With Sendtember and Rocktober, as they are affectionately known by the climbing community, upon us, and ski season close on their heels, fall means one thing to mountain-loving folks: It's time to get psyched to head to the hills. But shy of getting out to hike in The Enchantments, climb at Leavenworth, or ski at Crystal Mountain yourself, there’s no better alternative than watching your heroes bust a move on the big screen, while surrounded by drop-dead gorgeous landscapes and with an adult beverage in hand.
Luckily, a bumper crop of mountain films and festivals are headed to town this fall and winter that will give you ample opportunity to do just that. Here, six mountain film festivals in Seattle that will make you feel like you’re crushing it in the alpine—without having to move a muscle.

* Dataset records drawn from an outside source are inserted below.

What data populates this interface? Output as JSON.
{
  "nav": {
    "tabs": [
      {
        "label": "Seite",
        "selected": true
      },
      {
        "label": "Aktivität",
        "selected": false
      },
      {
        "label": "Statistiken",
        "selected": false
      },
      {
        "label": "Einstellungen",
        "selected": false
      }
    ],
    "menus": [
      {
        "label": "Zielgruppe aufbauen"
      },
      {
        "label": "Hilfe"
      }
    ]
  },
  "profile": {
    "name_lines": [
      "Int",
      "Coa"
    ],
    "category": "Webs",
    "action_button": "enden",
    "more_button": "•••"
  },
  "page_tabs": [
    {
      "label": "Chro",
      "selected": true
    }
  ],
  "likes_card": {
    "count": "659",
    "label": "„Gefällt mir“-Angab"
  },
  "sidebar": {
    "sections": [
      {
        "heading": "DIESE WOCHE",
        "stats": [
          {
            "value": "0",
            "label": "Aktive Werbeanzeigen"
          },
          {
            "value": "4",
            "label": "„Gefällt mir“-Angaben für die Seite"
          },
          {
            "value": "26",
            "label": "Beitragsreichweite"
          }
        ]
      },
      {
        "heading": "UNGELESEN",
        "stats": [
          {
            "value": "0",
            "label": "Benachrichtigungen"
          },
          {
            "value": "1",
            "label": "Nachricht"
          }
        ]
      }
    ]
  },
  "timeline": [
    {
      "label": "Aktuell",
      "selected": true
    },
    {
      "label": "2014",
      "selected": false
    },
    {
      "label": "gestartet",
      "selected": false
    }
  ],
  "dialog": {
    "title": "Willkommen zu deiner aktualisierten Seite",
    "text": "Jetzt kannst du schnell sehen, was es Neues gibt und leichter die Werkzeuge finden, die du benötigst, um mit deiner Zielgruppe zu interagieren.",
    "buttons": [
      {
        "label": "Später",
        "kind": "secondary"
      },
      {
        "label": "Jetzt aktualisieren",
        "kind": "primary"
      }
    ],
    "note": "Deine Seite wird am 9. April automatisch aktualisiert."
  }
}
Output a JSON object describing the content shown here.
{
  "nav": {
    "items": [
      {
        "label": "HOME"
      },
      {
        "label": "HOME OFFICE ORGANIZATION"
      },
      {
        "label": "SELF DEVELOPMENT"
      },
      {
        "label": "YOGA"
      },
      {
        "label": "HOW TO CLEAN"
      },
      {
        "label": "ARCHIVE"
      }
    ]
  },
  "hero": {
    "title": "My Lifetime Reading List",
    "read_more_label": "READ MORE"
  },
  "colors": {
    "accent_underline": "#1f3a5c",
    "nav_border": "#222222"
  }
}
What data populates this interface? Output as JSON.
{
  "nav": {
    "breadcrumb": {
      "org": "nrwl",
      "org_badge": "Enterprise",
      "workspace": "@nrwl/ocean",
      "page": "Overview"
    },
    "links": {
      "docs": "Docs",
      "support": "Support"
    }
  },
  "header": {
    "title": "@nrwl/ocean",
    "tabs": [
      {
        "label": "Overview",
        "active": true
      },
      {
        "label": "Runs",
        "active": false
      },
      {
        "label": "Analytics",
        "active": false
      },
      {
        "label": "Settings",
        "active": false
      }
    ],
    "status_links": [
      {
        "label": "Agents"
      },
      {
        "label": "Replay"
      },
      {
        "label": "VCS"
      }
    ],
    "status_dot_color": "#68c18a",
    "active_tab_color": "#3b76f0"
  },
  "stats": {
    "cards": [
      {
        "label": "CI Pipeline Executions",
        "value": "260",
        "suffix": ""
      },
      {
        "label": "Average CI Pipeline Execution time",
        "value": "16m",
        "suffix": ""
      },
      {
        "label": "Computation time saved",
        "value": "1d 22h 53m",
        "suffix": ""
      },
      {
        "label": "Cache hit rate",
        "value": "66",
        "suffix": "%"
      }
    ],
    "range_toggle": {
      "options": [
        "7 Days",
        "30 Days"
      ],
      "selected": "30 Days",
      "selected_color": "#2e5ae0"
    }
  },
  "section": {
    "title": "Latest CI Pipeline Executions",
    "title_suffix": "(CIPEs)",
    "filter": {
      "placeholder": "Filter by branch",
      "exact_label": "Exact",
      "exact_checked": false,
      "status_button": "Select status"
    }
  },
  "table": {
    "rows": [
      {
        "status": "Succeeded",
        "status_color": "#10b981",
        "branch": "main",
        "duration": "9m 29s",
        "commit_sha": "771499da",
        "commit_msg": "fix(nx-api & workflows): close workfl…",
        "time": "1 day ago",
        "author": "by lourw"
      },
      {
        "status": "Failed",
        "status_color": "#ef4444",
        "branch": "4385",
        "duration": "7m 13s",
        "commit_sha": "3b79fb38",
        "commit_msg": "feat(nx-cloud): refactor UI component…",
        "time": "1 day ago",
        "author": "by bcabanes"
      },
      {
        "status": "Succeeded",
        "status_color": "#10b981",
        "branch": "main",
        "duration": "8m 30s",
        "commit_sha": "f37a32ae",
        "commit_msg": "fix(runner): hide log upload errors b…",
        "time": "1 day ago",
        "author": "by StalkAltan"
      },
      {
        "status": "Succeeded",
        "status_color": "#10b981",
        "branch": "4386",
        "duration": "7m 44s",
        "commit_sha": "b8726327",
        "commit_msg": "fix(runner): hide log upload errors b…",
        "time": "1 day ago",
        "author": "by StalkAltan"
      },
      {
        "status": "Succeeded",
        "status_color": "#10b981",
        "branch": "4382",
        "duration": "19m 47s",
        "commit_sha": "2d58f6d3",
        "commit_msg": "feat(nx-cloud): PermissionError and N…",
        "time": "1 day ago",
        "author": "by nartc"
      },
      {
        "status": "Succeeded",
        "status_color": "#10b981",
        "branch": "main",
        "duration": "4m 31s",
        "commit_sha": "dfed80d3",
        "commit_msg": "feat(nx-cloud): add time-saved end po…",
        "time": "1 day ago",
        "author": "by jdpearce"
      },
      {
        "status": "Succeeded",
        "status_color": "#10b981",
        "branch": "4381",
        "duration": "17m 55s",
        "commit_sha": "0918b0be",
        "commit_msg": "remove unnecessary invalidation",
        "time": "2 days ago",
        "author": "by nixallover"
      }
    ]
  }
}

Ok, so it's not exactly a festival, but we'd be remiss in not mentioning the September 18 national release of the big-budget, big-screen flick that has climbing circles buzzing. This star-studded movie portrays the infamous 1996 disaster on the world’s tallest peak, based on journalist Jon Krakauer’s account in Into Thin Air. Watching the A-list cast of Jason Clarke, Josh Brolin, Jake Gyllenhaal, and Keira Knightly contend with avalanches, precarious ladders up walls of ice, a monster storm, and heartbreak might not make you want to follow in their characters' crampon prints, but it will get your heart pumping. (That counts as cardio training, right?)
2. Reel Rock 10
Those who live for stacking pads, clipping bolts, or plugging cams won’t want to miss Reel Rock—the high-energy film festival that celebrates all things climbing. This year’s lineup features rock stars Alex Honnold and Tommy Caldwell making the Fitz Roy Traverse in A Line Across the Sky, Daniel Woods conquering some highballs in High and Mighty, Honnold defending his title in Showdown at Horseshoe Hell, Caldwell and Kevin Jorgeson’s epic ascent of the Dawn Wall, and a tribute to the late Dean Potter.
Showing Sept. 23 and 24 at AMC Oak Tree in Seattle, and Nov. 14 at Vertical World Seattle
3. Paradise Waits
For some people, the cold season can’t get here soon enough. The folks at Teton Gravity Research, an action sports media company, feel your pain: In their new ski and snowboard film, Paradise Waits, they documented the frustrations of athletes like Angel Collinson, Johnny Collinson, and Ian McIntosh during the frustrations that winter pulled on us last year. But don’t worry—after the long wait, the stars eventually found their powder. And their amped-up attitude about it will help tide you over until you do, too.
Showing Oct. 8 at the Neptune Theater in Seattle, with two show times: the 6:30 pm family-friendly show and the 9:30 pm “rowdy” show.
4. Telluride Mountain Film World Tour
With a goal to educate galvanize audiences around “issues that matter, cultures worth exploring, environments worth preserving, adventures worth pursuing and conversations worth sustaining,” if there’s one word to describe the Telluride Mountain Film Festival, it’s inspiring. The 13 short films chosen to play in Seattle, including 55 Hours in Mexico, Force, and The Fisherman’s Son, will take you on a riveting tour up mountains, down rivers, and across seas with a thoughtful, reflective tone that cuts to the heart of wilderness as vital, spiritual spaces.
5. 5Point Film Festival
The weekend-long 5Point Film Festival is coming back to Bellingham this year, creating the perfect opportunity for a fun mini-vacation from Seattle. The focus of the adventure-centric program is, of course, the films that will be shown each evening. Jeff Lowe’s Metanoia kicks off the event, which tells the story of the man behind the climbing legend and his struggles with a terminal disease that has slowly stripped away his physical and mental abilities. A selection of awe-inspiring short films will then be shown over the next two evenings, along with picnics and parties with live music, food, and Sierra Nevada beer, and a discussion with athletes and filmmakers on Saturday morning.
Showing Oct. 15-17 at the Mount Baker Theater in Bellingham
6. Banff Mountain Film Festival
The Banff Mountain Film Festival, the largest mountain film festival in the world, is perhaps the most iconic of them all. The festival tours cities in about 35 countries across the globe, bringing the “spirit of outdoor adventure” along with it—and, yes, Seattle is on its hit list. Expect a night packed full of action, inspiration, and jaw-dropping landscapes.